The very recent third party unfair preference payment case from the Vic Court of Appeal seems to have got quite a lot of people talking, and some have gone as far to say that it’s a big change in the existing law. My two cents: it’s not!
Case: Cant v Mad Brothers Earthmoving Pty Ltd  VSCA 198
The case involved:
- Eliana (company in Liquidation)
- Mad (creditor that was owed $220k+ by Eliana)
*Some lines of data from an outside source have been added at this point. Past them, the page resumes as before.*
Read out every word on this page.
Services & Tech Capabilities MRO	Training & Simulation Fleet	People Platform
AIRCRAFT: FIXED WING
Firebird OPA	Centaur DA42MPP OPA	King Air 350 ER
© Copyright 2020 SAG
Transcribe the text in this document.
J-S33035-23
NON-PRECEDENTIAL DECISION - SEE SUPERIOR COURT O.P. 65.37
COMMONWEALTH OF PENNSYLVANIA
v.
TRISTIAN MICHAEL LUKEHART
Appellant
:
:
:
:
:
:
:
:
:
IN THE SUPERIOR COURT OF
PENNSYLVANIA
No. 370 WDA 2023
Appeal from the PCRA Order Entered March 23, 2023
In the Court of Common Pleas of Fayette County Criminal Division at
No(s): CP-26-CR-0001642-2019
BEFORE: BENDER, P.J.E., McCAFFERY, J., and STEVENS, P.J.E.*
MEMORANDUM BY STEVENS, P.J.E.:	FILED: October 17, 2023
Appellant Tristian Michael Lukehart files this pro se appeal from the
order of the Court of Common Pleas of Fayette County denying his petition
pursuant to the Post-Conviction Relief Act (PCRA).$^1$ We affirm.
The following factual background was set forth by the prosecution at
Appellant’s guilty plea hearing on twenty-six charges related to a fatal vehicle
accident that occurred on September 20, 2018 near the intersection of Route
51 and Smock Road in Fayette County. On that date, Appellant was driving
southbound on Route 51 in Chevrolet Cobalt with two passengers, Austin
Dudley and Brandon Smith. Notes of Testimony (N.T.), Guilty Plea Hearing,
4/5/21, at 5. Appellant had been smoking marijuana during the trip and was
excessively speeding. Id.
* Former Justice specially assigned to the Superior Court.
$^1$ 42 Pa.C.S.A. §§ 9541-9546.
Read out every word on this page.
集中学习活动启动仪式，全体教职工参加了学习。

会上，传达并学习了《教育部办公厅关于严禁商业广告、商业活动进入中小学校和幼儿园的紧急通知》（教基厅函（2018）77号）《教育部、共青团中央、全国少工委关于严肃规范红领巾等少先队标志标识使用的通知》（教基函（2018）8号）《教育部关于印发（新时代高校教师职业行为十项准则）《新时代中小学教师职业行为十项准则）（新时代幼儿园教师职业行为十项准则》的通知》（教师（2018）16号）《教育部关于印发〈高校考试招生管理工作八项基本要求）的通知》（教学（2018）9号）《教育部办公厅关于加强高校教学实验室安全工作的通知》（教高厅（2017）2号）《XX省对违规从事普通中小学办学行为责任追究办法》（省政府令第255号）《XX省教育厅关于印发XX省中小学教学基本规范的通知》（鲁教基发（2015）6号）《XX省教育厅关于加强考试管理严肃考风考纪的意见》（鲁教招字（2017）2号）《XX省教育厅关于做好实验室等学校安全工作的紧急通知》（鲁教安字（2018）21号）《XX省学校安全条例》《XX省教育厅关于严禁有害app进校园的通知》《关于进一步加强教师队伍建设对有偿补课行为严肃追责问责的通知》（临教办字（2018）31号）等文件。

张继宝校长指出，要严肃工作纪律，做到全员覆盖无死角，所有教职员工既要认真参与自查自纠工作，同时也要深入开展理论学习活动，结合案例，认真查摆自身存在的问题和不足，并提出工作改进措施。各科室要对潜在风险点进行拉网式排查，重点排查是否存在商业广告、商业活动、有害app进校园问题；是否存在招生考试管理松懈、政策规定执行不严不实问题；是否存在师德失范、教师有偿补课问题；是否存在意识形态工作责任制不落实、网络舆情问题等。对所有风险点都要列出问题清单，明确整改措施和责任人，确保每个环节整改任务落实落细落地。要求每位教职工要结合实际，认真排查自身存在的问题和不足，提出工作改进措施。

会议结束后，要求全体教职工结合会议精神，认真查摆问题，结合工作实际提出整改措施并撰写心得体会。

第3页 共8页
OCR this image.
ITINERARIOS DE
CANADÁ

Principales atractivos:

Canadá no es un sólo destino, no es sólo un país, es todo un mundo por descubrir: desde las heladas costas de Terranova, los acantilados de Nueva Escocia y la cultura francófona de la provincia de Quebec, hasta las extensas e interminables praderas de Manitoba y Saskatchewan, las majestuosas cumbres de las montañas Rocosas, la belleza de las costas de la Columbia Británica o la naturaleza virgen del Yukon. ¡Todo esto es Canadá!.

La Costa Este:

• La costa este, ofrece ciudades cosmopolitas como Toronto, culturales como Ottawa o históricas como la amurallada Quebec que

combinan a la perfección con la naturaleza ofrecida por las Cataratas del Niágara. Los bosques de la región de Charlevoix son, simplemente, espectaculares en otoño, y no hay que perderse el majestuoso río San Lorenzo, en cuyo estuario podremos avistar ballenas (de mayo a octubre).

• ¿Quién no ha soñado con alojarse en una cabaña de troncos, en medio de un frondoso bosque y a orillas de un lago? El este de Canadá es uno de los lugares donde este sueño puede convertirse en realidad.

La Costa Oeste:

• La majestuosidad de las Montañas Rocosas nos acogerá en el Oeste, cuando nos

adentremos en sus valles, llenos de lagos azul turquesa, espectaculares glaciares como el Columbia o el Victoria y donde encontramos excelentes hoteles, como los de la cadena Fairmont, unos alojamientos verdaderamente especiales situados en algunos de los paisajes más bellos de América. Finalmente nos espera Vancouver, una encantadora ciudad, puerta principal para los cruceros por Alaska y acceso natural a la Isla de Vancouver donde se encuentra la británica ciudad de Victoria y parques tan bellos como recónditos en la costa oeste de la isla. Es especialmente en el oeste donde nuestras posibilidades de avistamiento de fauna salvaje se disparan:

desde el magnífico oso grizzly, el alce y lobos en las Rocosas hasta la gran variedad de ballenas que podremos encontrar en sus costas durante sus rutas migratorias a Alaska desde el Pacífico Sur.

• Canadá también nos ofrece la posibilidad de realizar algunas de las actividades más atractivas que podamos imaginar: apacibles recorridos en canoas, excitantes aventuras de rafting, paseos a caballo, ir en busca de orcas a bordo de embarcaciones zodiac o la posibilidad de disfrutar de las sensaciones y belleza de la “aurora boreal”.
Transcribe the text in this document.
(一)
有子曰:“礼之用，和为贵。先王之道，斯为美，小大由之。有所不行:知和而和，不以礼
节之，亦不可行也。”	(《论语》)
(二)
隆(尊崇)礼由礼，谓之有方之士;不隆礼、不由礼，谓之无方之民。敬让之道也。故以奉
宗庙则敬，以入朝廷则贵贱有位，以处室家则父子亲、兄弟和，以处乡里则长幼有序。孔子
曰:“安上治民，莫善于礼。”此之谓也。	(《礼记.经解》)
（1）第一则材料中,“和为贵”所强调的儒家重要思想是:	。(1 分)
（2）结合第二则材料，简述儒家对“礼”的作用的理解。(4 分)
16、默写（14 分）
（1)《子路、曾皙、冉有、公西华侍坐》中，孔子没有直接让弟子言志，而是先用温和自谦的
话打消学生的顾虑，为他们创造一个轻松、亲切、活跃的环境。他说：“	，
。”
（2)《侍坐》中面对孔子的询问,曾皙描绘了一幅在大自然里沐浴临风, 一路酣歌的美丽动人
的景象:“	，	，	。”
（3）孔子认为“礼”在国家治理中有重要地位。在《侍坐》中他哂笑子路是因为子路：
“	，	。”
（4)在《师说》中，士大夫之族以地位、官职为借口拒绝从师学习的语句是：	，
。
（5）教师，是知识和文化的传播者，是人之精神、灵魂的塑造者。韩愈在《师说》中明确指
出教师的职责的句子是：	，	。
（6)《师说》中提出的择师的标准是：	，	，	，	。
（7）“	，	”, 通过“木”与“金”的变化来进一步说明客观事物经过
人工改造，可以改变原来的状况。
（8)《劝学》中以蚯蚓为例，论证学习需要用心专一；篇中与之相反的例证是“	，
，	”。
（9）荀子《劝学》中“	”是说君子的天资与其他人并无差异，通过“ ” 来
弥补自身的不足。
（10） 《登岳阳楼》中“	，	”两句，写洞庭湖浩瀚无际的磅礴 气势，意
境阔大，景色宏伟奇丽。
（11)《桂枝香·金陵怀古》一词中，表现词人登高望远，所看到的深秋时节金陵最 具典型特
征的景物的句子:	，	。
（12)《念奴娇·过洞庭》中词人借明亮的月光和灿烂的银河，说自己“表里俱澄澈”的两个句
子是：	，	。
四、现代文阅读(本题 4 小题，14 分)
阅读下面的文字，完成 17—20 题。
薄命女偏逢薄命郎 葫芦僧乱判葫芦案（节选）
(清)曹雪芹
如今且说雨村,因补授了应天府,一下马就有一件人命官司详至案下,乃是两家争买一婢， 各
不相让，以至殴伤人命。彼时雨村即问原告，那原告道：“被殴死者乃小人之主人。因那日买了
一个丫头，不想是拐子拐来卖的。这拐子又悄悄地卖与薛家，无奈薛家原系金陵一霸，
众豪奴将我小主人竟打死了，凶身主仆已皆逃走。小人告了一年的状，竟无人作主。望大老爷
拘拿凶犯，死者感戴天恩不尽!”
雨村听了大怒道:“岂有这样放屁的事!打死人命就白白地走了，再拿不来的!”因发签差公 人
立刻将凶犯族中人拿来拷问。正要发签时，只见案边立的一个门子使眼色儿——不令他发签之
- Rock (related party of Eliana)
- Rock borrowed monies from a financier and paid the $220k debt of Eliana to Mad
The most important point of the case was that the Court made a factual finding that Eliana owed monies to Rock at the time of this payment. Although the Liquidator tried to argue it was the other way round, they were not successful.
Why is this important?
Because if Eliana was owed monies from Rock, then the effect would have been to diminish the asset pool of Eliana (by using an accounts receivable to pay an accounts payable, contrary to the pari passu rules).
Instead, the factual findings were that an accounts payable was simply replaced by another accounts payable. No assets “from the company” were transferred.
I find it difficult to reconcile the Court’s judgment at paragraph 122 with 123. And the point made at paragraph 120(a) does not sit well with me … but I will leave that for another day!